We did a writing exercise called I Am.  These are 4 categories in which we complete the sentence I am… to describe ourselves. The categories are food, places, people, and words spoken into our lives. I plan to complete this exercise every Sunday as a kind of check-in, because things are always changing, yes? If you like it, please respond with your own answers.  (Wouldn’t that be fun?) (Yes, Brooke, that would be SO fun.)

I am butter cream frosted, molten chocolate, squishy and undercooked, a smidge larger than a normal slice, a brownie-toothed smile with sprinkles on top. And then I am seconds.

I am a bright raincoat, fleece-lined snow boots, dry-touch bug spray, mosquito net, 5-way-wearing-multi-scarf. I am roll-up and adaptable, about 10-pounds too heavy, with a preference for hot, a reverence for the mountain, and at ease with the uneasy. I am, in my heart, lying on a beach somewhere holding a pina colada.

I am my mom’s hair and my dad’s freckles. I am always chasing the brother train because no one thinks about inviting the sister. I am the glue, the caretaker, the organizer, and the bridge from one family member to the next. I am a selfish wife on Tuesdays and a fantastic wife on Fridays to a husband who’s yet to have an off day. I am the beholder of generous friends.

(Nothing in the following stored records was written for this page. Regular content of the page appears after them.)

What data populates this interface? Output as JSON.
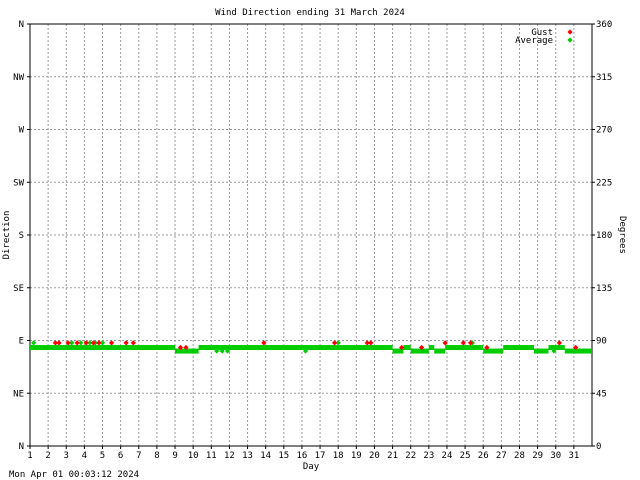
{
  "chart_data": {
    "type": "scatter",
    "title": "Wind Direction ending 31 March 2024",
    "xlabel": "Day",
    "ylabel_left": "Direction",
    "ylabel_right": "Degrees",
    "footer": "Mon Apr 01 00:03:12 2024",
    "xlim": [
      1,
      32
    ],
    "ylim": [
      0,
      360
    ],
    "grid": true,
    "legend_position": "top-right",
    "x_ticks": [
      "1",
      "2",
      "3",
      "4",
      "5",
      "6",
      "7",
      "8",
      "9",
      "10",
      "11",
      "12",
      "13",
      "14",
      "15",
      "16",
      "17",
      "18",
      "19",
      "20",
      "21",
      "22",
      "23",
      "24",
      "25",
      "26",
      "27",
      "28",
      "29",
      "30",
      "31"
    ],
    "y_ticks_left": [
      {
        "label": "N",
        "value": 0
      },
      {
        "label": "NE",
        "value": 45
      },
      {
        "label": "E",
        "value": 90
      },
      {
        "label": "SE",
        "value": 135
      },
      {
        "label": "S",
        "value": 180
      },
      {
        "label": "SW",
        "value": 225
      },
      {
        "label": "W",
        "value": 270
      },
      {
        "label": "NW",
        "value": 315
      },
      {
        "label": "N",
        "value": 360
      }
    ],
    "y_ticks_right": [
      {
        "label": "0",
        "value": 0
      },
      {
        "label": "45",
        "value": 45
      },
      {
        "label": "90",
        "value": 90
      },
      {
        "label": "135",
        "value": 135
      },
      {
        "label": "180",
        "value": 180
      },
      {
        "label": "225",
        "value": 225
      },
      {
        "label": "270",
        "value": 270
      },
      {
        "label": "315",
        "value": 315
      },
      {
        "label": "360",
        "value": 360
      }
    ],
    "series": [
      {
        "name": "Gust",
        "color": "#ff0000",
        "points": [
          [
            2.4,
            88
          ],
          [
            2.6,
            88
          ],
          [
            3.1,
            88
          ],
          [
            3.6,
            88
          ],
          [
            4.1,
            88
          ],
          [
            4.5,
            88
          ],
          [
            4.8,
            88
          ],
          [
            5.5,
            88
          ],
          [
            6.3,
            88
          ],
          [
            6.7,
            88
          ],
          [
            9.3,
            84
          ],
          [
            9.6,
            84
          ],
          [
            13.9,
            88
          ],
          [
            17.8,
            88
          ],
          [
            19.6,
            88
          ],
          [
            19.8,
            88
          ],
          [
            21.5,
            84
          ],
          [
            22.6,
            84
          ],
          [
            23.9,
            88
          ],
          [
            24.9,
            88
          ],
          [
            25.3,
            88
          ],
          [
            26.2,
            84
          ],
          [
            30.2,
            88
          ],
          [
            31.1,
            84
          ]
        ]
      },
      {
        "name": "Average",
        "color": "#00cc00",
        "segments": [
          {
            "from": 1.0,
            "to": 9.0,
            "value": 84
          },
          {
            "from": 9.0,
            "to": 10.3,
            "value": 81
          },
          {
            "from": 10.3,
            "to": 21.0,
            "value": 84
          },
          {
            "from": 21.0,
            "to": 21.6,
            "value": 81
          },
          {
            "from": 21.6,
            "to": 22.0,
            "value": 84
          },
          {
            "from": 22.0,
            "to": 23.0,
            "value": 81
          },
          {
            "from": 23.0,
            "to": 23.3,
            "value": 84
          },
          {
            "from": 23.3,
            "to": 23.9,
            "value": 81
          },
          {
            "from": 23.9,
            "to": 26.0,
            "value": 84
          },
          {
            "from": 26.0,
            "to": 27.1,
            "value": 81
          },
          {
            "from": 27.1,
            "to": 28.8,
            "value": 84
          },
          {
            "from": 28.8,
            "to": 29.6,
            "value": 81
          },
          {
            "from": 29.6,
            "to": 30.5,
            "value": 84
          },
          {
            "from": 30.5,
            "to": 32.0,
            "value": 81
          }
        ],
        "points": [
          [
            1.2,
            88
          ],
          [
            3.3,
            88
          ],
          [
            3.8,
            88
          ],
          [
            4.3,
            88
          ],
          [
            4.6,
            88
          ],
          [
            5.0,
            88
          ],
          [
            11.3,
            81
          ],
          [
            11.6,
            81
          ],
          [
            11.9,
            81
          ],
          [
            16.2,
            81
          ],
          [
            18.0,
            88
          ],
          [
            25.4,
            88
          ],
          [
            29.9,
            81
          ]
        ]
      }
    ]
  }
}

I am blessed abundantly, addicted to bags, creative, freakishly prolific. I am wear your sunscreen and 10% in savings, 10% to the church and no natural talent, but worked real hard. I am be safe and be smart and you’re gonna bring home an orphan.

Please tell me: Who are you?
*Don’t forget the categories: Food, Places, People, Words spoken into your life.